The types of coercion the survey participants said they were subjected to overlapped in many cases.
Overall, 46% of the women said they were physically held down, nearly 27% said they were threatened physically, and more than 25% said they were physically harmed in ways apart from the rape. Half of the women said the men involved were older or larger than they were. More than 56% said they were verbally pressured, and 22% said they had been given a drug.
The authors found numerous differences between the women who said their first sexual experience was voluntary and those who were forced or coerced.
The average age when the first experience was voluntary was 17.4 years old and the median age of the male partner was 21, much closer in age then the forced liaisons.
Women who reported forced sexual initiation were also more likely to have negative outcomes later in life.
The women who said they were forced to have sexual intercourse were more likely to have experienced an unwanted pregnancy than women whose first experience was voluntary.
The women who were forced also were more likely to have had an abortion at some time in their lives, to have never used birth control, to have engaged in illicit drug use, and to have difficulty completing tasks outside of their home. They also were more apt to describe their overall health as only fair or even poor.
The researchers also found the women whose first experience was forced were likely to have gynecological health issues later in life, including pelvic inflammatory disease, endometriosis, and problems with menstruation or ovulation.
Carol E. Tracy, executive director of the Philadelphia-based Women’s Law Project, said the study sheds needed light on the long-term health impacts of sexual assault.
“Rape is insufficiently prosecuted as a crime and practically ignored as a threat to public health. We already know sexual violence compromises health beyond injuries potentially sustained through the actual assault, but this study is important because it directly correlates sexual violence with specific long-term health issues,” Tracy said. “It’s beyond time to address rape as both a serious crime and public health issue.”
VICTIMS AND PTSD
Although this new study does not include data on the types of psychological impact on the women who endured forced first sexual intercourse, sexual violence and victimization often result in serious harm to mental health.

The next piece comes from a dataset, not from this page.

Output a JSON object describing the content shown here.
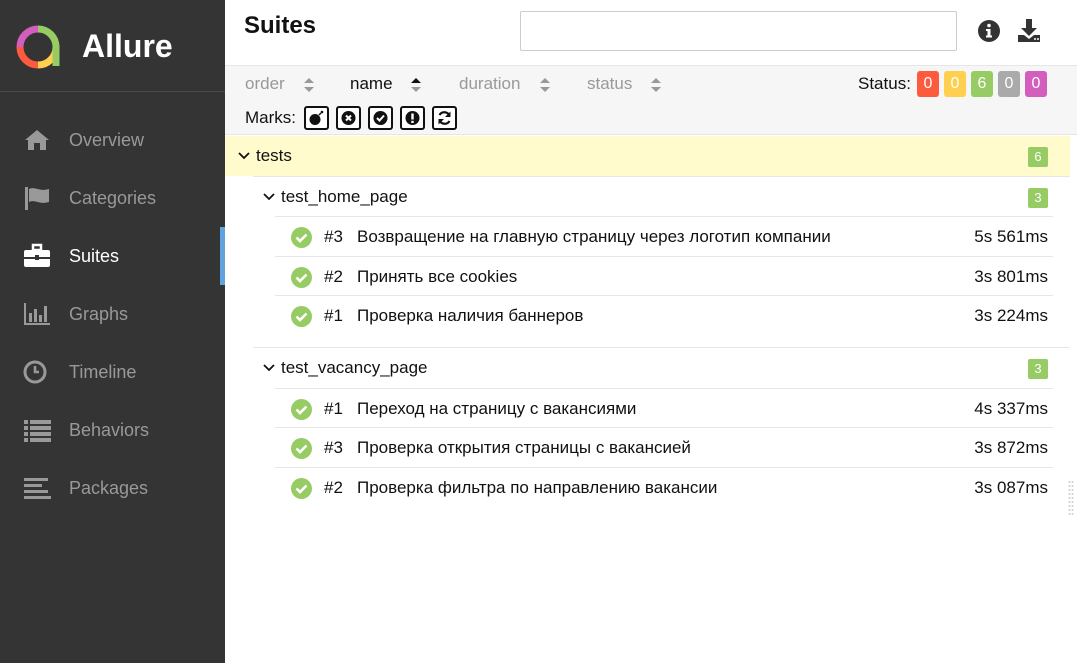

The effects can vary even more when the victim is a child.
“Fifteen to 25% of women who are sexually assaulted will have post-traumatic stress disorder symptoms severe enough to interfere with their lives,” said Edna B. Foa, director of the Center for the Treatment and Study of Anxiety at Penn’s Perelman School of Medicine, who was not involved with the study.

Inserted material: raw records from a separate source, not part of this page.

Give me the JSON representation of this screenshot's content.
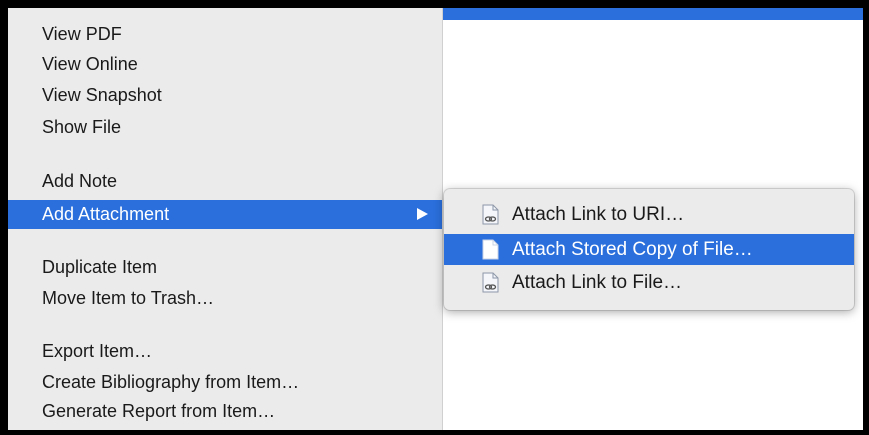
{
  "colors": {
    "highlight": "#2a6fdc",
    "menu_background": "#ebebeb",
    "text": "#1a1a1a"
  },
  "menu": {
    "items": [
      {
        "label": "View PDF"
      },
      {
        "label": "View Online"
      },
      {
        "label": "View Snapshot"
      },
      {
        "label": "Show File"
      },
      {
        "label": "Add Note"
      },
      {
        "label": "Add Attachment",
        "highlighted": true,
        "has_submenu": true
      },
      {
        "label": "Duplicate Item"
      },
      {
        "label": "Move Item to Trash…"
      },
      {
        "label": "Export Item…"
      },
      {
        "label": "Create Bibliography from Item…"
      },
      {
        "label": "Generate Report from Item…"
      }
    ],
    "submenu_arrow_icon": "triangle-right-icon"
  },
  "submenu": {
    "items": [
      {
        "label": "Attach Link to URI…",
        "icon": "link-file-icon"
      },
      {
        "label": "Attach Stored Copy of File…",
        "icon": "document-icon",
        "highlighted": true
      },
      {
        "label": "Attach Link to File…",
        "icon": "link-file-icon"
      }
    ]
  }
}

Foa said almost all the women she has worked with who were raped or sexually assaulted had some elements of PTSD immediately after the assault, and about 30% still were experiencing PTSD symptoms a year later.
PTSD’s many symptoms can include flashbacks to the assault, nightmares, trouble sleeping or concentrating, being easily startled or frightened, overwhelming guilt or shame, difficulty maintaining close relationships, hopelessness, and avoiding places, activities, or people that bring back memories of the traumatic event.

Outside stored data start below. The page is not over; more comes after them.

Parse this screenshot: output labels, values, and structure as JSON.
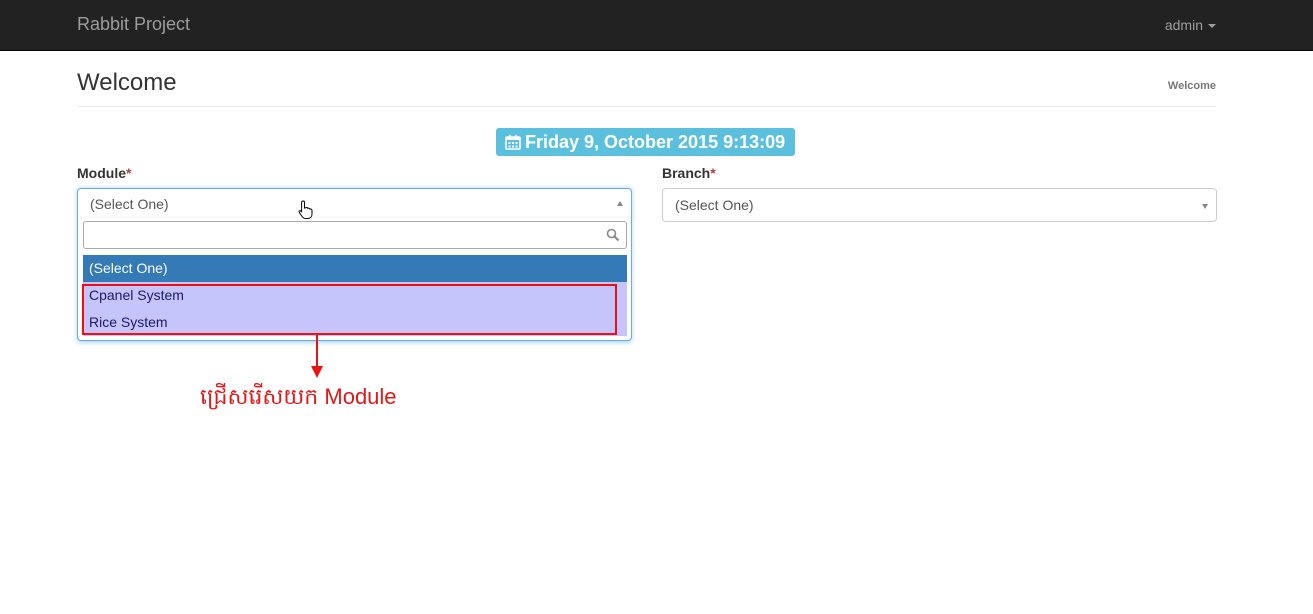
{
  "navbar": {
    "brand": "Rabbit Project",
    "user": "admin"
  },
  "header": {
    "title": "Welcome",
    "breadcrumb": "Welcome"
  },
  "datetime": "Friday 9, October 2015 9:13:09",
  "module": {
    "label": "Module",
    "required_mark": "*",
    "selected": "(Select One)",
    "search_value": "",
    "options": [
      "(Select One)",
      "Cpanel System",
      "Rice System"
    ]
  },
  "branch": {
    "label": "Branch",
    "required_mark": "*",
    "selected": "(Select One)"
  },
  "annotation": {
    "text": "ជ្រើសរើសយក Module",
    "color": "#e01818"
  },
  "colors": {
    "navbar": "#222222",
    "date_badge": "#5bc0de",
    "option_selected": "#337ab7",
    "option_highlight": "#c5c5fb",
    "annotation_border": "#ee1111"
  },
  "icons": {
    "date": "calendar-icon",
    "search": "search-icon",
    "cursor": "hand-pointer-icon"
  }
}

Hawks said she hopes the findings in her study will be helpful to health-care providers.
“All practitioners who are caring for women should be aware that this form of violence early in life can be an extremely traumatic event that can have lifelong consequences,” she said.
Parents, educators, and others involved with children should teach them about such issues as consent and also equality, she said.
“We’re learning more and more how insidious that inequality is in our society,” Hawks said. “We need to take a look at how we approach inequality in all its spheres.”